This package is to be used with FluxML to train, evaluate (inference), and analyze models on a distributed cluster. At the moment only the Slurm cluster manager has been tested.
Comming soon
These examples assumes that you have already partitioned the data into multiple DataFrames and serialized them using Serialization package into shard_file_list
using Distributed
p = addProc(3)
@everywhere using DistributedFluxML
batch_size=8
epochs = 50
deser_fut = [@spawnat w global rawData = deserialize(f)
for (w, f) in zip(p, shard_file_list)]
for fut in deser_fut
wait(fut)
end
@everywhere p labels = ["Iris-versicolor", "Iris-virginica", "Iris-setosa"]
@everywhere p x_array =
Array(rawData[:,
[:sepal_l, :sepal_w,
:petal_l, :petal_w
]])
@everywhere p y_array =
Flux.onehotbatch(rawData[:,"class"],
labels)
@everywhere p dataChan = Channel(1) do ch
n_chunk = ceil(Int,size(x_array)[1]/$batch_size)

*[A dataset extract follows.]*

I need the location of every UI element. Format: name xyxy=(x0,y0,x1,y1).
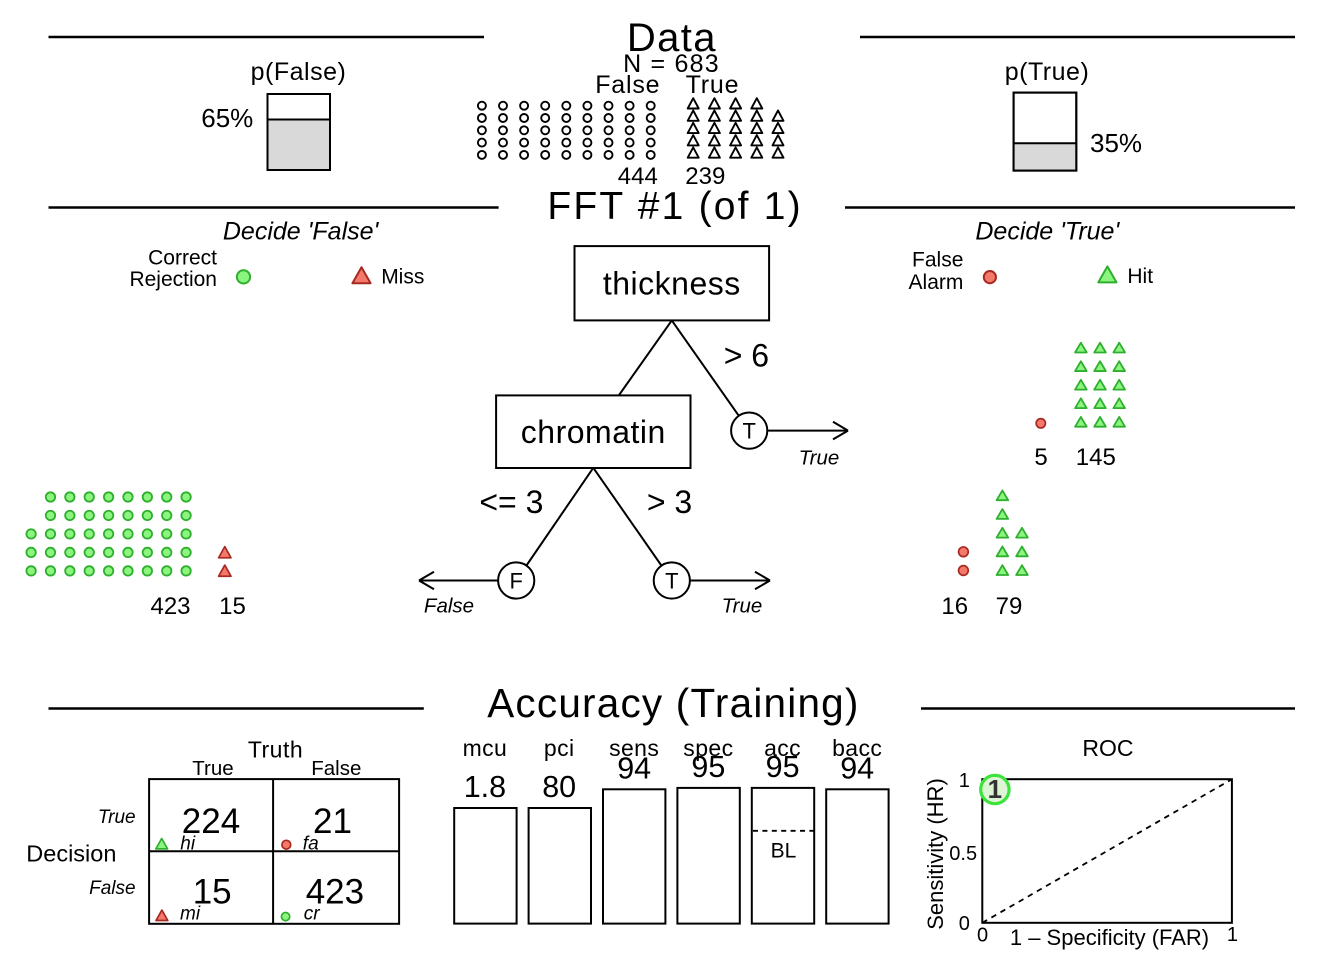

x_dat = Flux.chunk(transpose(x_array), n_chunk)
y_dat = Flux.chunk(y_array, n_chunk)
for epoch in 1:$epochs
for d in zip(x_dat, y_dat)
put!(ch, d)
end
end
put!(ch, :End)
end
@everywhere p datRemChan = RemoteChannel(() -> dataChan, myid())
trainWorkers_shift = circshift(p, 1)
# ^^^ shift workers to reuse workers as ^^^
# ^^^ remote data hosts ^^^
datRemChansDict = Dict(k => @fetchfrom w datRemChan for (k,w) in zip(p, trainWorkers_shift))

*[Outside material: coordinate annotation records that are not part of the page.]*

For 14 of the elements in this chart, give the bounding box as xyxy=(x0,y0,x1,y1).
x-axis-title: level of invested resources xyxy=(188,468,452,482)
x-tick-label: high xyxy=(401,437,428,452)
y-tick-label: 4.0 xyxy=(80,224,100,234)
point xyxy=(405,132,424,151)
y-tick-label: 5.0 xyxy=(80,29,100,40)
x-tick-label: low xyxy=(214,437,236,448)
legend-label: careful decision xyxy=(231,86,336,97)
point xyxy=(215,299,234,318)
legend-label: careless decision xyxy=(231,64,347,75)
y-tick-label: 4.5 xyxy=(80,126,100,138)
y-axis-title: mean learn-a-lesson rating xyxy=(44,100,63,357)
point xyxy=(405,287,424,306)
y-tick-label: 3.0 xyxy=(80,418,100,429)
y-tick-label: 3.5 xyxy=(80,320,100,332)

loss_f = Flux.Losses.logitcrossentropy
opt = Flux.Optimise.ADAM(0.001)
model = Chain(Dense(4,8),Dense(8,16), Dense(16,3))
empty!(status_array)
DistributedFluxML.train!(loss_f, model, datRemChansDict, opt, p; status_chan)
Argument grad_calc in train! is meant for novel nomalization schemes. For example, if your DataChannel returns a 3 touple, say (x, s, y), a desired grad calc coule be
function node_norm_grad_calc(xsy, loss_f, model; device=gpu)
x,s,y = xsy
loss_f(model(x), y, agg=sum)/s
end
using Distributed
p = addProc(3)
@everywhere using DistributedFluxML
DistributedFluxML.OptOutAllReduce.init(p)
mock_vals = [1,2,3]
allR_fut = [@spawnat w DistributedFluxML.OptOutAllReduce.allReduce(+, v)
for (v,w) in zip(mock_vals,p)]
[fetch(fut) for fut in allR_fut] # [(6,3), (6,3), (6,3)]
mock_vals = [1,:Skip,3]
allR_fut = [@spawnat w DistributedFluxML.OptOutAllReduce.allReduce(+, v)
for (v,w) in zip(mock_vals,p)]
[fetch(fut) for fut in allR_fut] # [(4,2), (4,2), (4,2)]